While voters may object to the restoration of the cancelled 1.25 per cent hike in National Insurance or the removal of Mr Kwarteng’s 1p cut in income tax, the return of Rishi Sunak’s planned rise from 19p to 25p would be easier to swallow, said the MP.
“Less tax on profits may help growth, but only if companies are making profits and they won’t be if people don’t have any money to spend.”
Mr Stride said that, after Ms Truss’s vow to protect public spending, the chancellor needs to show a “clear change in tack” in order to restore credibility.
“There is an emerging question whether any plan that does not now include at least some element of further row-back on the tax package can actually satisfy the markets,” said the former Treasury minister.
“Credibility might now be swinging towards evidence of a clear change in tack rather than just coming up with other measures that try to square the fiscal circle.”
Former work and pensions secretary Damian Green said that “one of the obvious ways” for Ms Truss to calm the markets would be to “defer some of the tax cuts – or the failure to put taxes up”.
And Tory Treasury Committee member Kevin Hollinrake said that the financial markets will want to see “something more tangible” as a sign of the government’s determination to balance the books.

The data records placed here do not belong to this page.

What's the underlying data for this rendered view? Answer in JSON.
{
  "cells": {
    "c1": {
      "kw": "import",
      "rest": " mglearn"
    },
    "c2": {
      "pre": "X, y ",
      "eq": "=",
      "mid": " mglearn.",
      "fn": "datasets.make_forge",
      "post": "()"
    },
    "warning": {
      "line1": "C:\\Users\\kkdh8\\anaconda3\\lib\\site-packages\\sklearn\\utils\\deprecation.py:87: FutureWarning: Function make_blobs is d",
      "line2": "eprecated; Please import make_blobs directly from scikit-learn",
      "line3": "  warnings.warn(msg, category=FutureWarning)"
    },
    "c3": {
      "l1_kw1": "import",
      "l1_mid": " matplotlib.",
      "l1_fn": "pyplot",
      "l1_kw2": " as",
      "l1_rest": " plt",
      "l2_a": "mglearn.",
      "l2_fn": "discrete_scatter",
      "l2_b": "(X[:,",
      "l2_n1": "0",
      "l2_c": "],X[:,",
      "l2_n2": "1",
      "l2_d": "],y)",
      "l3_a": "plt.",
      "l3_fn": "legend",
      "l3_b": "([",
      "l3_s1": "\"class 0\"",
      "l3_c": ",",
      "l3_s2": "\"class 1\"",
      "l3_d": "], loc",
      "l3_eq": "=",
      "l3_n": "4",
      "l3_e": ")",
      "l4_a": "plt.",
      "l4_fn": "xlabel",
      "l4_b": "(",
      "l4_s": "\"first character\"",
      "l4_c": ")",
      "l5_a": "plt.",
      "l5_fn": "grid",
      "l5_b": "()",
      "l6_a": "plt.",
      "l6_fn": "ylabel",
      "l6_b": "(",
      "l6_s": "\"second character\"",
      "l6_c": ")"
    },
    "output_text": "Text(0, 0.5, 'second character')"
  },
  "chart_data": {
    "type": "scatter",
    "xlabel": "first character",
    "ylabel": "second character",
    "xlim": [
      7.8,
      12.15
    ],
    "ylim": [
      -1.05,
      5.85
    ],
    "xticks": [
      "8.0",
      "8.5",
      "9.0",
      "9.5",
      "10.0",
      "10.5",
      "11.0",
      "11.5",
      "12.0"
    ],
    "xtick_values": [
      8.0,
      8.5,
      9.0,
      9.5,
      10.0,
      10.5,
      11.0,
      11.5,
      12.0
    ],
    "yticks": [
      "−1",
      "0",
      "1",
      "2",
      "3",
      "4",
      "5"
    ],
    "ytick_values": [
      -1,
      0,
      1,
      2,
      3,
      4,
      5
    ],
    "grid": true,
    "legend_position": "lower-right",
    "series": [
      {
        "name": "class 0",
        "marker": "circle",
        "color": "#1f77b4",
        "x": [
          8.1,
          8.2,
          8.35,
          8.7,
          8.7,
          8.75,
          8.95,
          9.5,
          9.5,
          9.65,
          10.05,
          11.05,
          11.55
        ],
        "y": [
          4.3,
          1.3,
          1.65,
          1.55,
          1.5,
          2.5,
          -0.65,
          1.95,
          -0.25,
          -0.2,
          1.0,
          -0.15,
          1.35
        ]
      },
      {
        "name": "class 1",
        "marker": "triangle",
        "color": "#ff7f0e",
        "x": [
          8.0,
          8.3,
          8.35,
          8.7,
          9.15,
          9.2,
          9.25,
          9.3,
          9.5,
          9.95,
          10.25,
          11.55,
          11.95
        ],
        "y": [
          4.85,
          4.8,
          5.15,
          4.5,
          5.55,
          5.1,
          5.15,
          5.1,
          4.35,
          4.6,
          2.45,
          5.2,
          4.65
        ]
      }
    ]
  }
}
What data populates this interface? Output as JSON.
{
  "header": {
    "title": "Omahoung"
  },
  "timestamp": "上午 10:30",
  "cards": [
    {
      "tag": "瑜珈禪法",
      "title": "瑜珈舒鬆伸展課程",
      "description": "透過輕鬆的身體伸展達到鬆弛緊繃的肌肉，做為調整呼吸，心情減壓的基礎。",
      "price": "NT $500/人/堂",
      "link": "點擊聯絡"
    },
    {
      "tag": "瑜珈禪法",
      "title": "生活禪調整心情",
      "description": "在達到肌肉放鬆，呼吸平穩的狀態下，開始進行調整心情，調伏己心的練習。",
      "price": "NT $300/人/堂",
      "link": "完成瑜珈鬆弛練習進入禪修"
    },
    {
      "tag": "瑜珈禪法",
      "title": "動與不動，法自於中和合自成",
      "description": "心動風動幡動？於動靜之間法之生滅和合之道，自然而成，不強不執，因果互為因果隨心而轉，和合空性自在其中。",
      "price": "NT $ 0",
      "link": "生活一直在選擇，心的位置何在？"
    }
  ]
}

“It’s got to be either moderate some of those tax cuts or cut spending to give the government credibility,” he said, pointing to the restoration of the scheduled corporation tax hike as one potential option.
International investors told The Independent that political uncertainty and market volatility were undermining their confidence in the UK.
One US-based executive at a large asset manager said it would now review investments in UK government and corporate bonds.
The sharp increase in bond yields and movements in sterling reflected a “disturbing tension between the Treasury and the central bank”, said the portfolio manager, adding: “One wild ride is unfortunate, several wild rides with no clear end in sight is a problem.”
An independent high net worth investor in India said they were reconsidering business investments in the UK, as weaker sterling would impact the profits of one large firm they are invested in through higher import costs.